Он отметил, что в заключении прокручивал в голове свою жизнь до ареста и пытался выяснить источник страха.
"[До ареста] ты чувствовал, что это очень важный элемент борьбы против империи зла. Сейчас им удалось тебя изолировать, перевести в камеру в "Лефортово". И все, ты понимаешь, что эти 17 следователей КГБ – это последние люди, которых ты видишь. Боишься, что ты одинок. И тогда ты понимаешь, что все это просто у тебя в голове… Ты должен поломать эту ситуацию. Вместо того, чтобы слушать их перед допросом, после допроса, во время допроса, пытаешься думать о том, что борьба продолжается, что делают люди, с которыми ты встречался, что делают сенаторы, которым ты послал письма, что делает твоя жена в Израиле. И когда ты думаешь все время об этом, в какой-то момент вдруг чувствуешь, что, в конце концов, изменилось?" – объяснил Щаранский.

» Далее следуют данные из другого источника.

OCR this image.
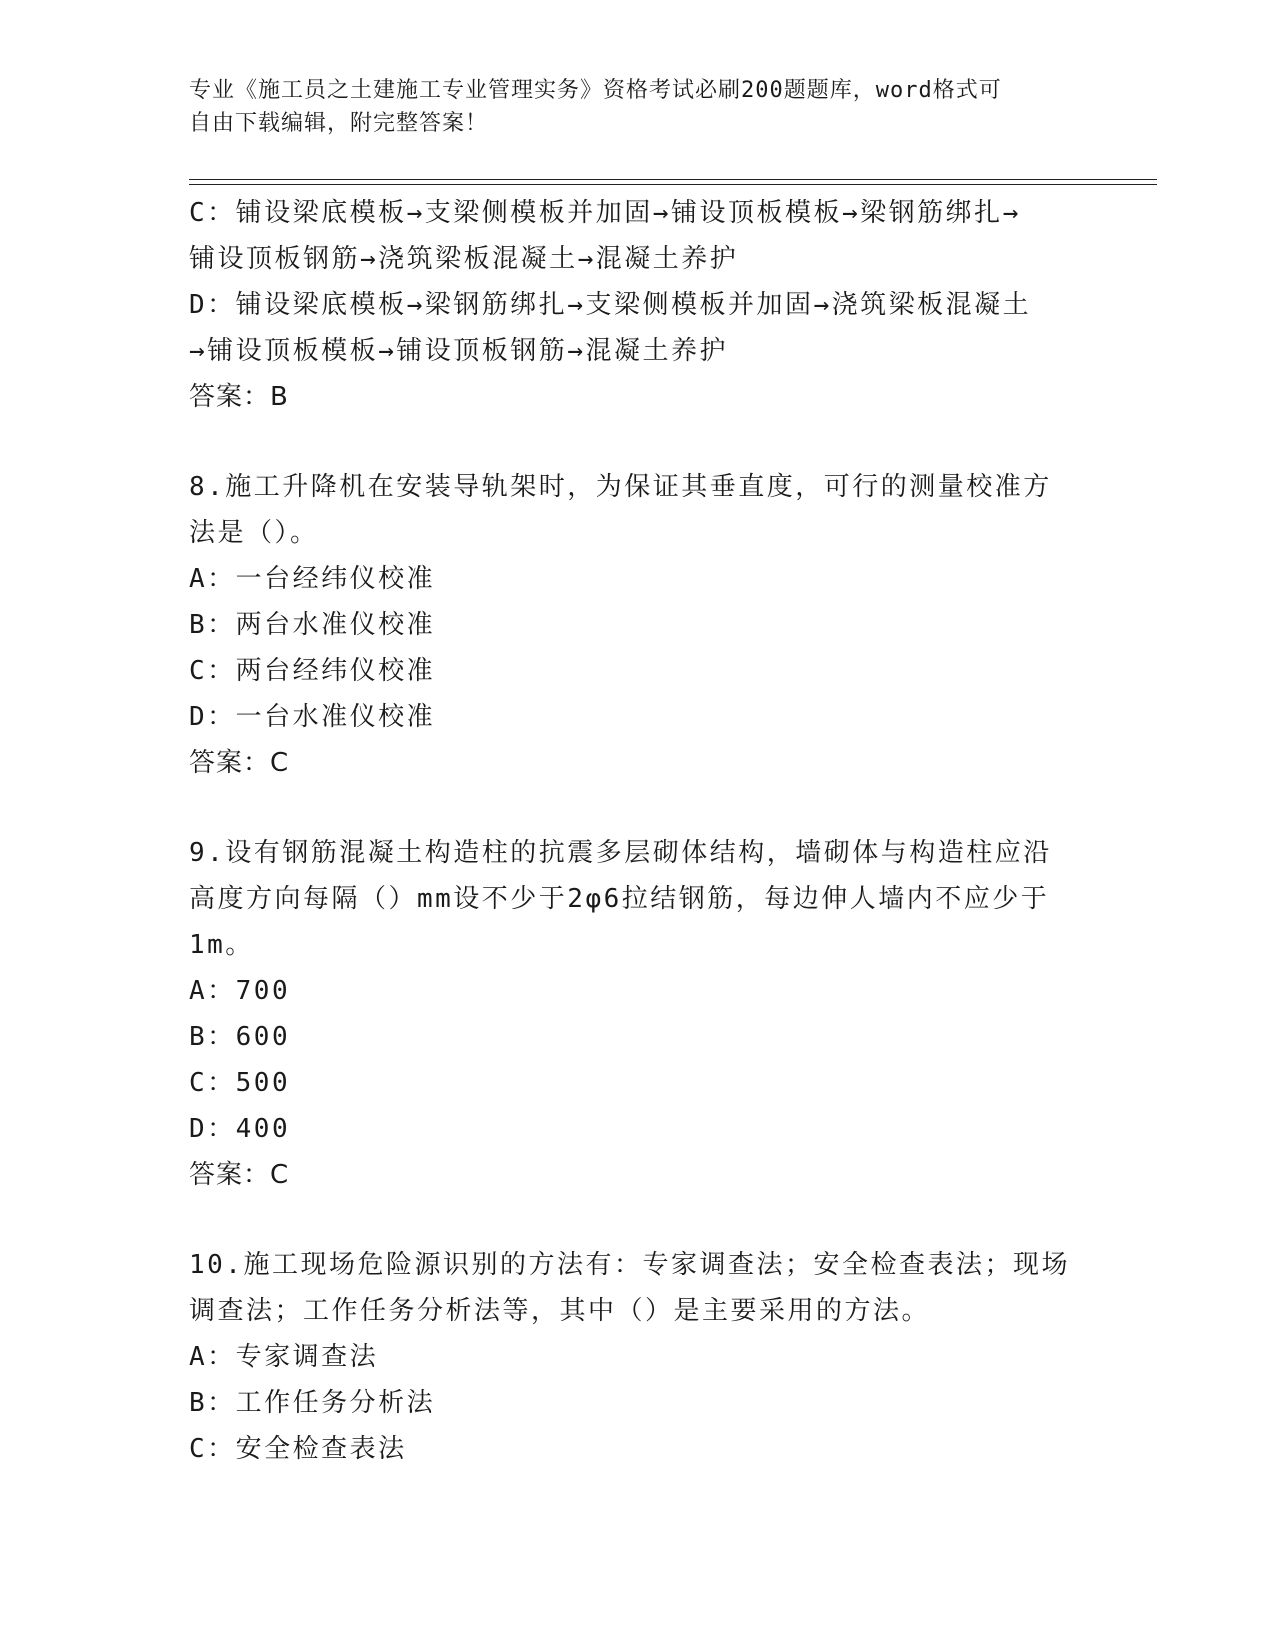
专业《施工员之土建施工专业管理实务》资格考试必刷200题题库，word格式可
自由下载编辑，附完整答案！
C：铺设梁底模板→支梁侧模板并加固→铺设顶板模板→梁钢筋绑扎→
铺设顶板钢筋→浇筑梁板混凝土→混凝土养护
D：铺设梁底模板→梁钢筋绑扎→支梁侧模板并加固→浇筑梁板混凝土
→铺设顶板模板→铺设顶板钢筋→混凝土养护
答案：B
8.施工升降机在安装导轨架时，为保证其垂直度，可行的测量校准方
法是（）。
A：一台经纬仪校准
B：两台水准仪校准
C：两台经纬仪校准
D：一台水准仪校准
答案：C
9.设有钢筋混凝土构造柱的抗震多层砌体结构，墙砌体与构造柱应沿
高度方向每隔（）mm设不少于2φ6拉结钢筋，每边伸人墙内不应少于
1m。
A：700
B：600
C：500
D：400
答案：C
10.施工现场危险源识别的方法有：专家调查法；安全检查表法；现场
调查法；工作任务分析法等，其中（）是主要采用的方法。
A：专家调查法
B：工作任务分析法
C：安全检查表法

Диссидент сказал, что таким образом сумел себя убедить, что даже после его ареста "с точки зрения мировой борьбы ничего не изменилось", наоборот, каждое слово теперь получило дополнительный вес.
"Преодоление страха заняло пару недель. Я стал говорить: "Ну все равно же расстреляете". Они удивились. Я хотел привыкнуть к этому слову, чтобы оно перестало на меня действовать. Потому что как только привыкаешь, чувствуешь себя опять в центре мировой борьбы. В карцере играешь с собой в шахматы. Дальше все уже дело техники... Мне дали 13 лет. Тогда не было срока 25, было 15. Попросили 15 для виду. Учитывая, что это первая судимость, дали 13 лет. Измена Родине. Три года тюрьмы, 10 лет лагеря. Через девять лет после моей посадки в результате большой борьбы во всем мире я был первым политзаключенным, которого [первый и единственный президент СССР Михаил] Горбачев освободил", – сказал Щаранский.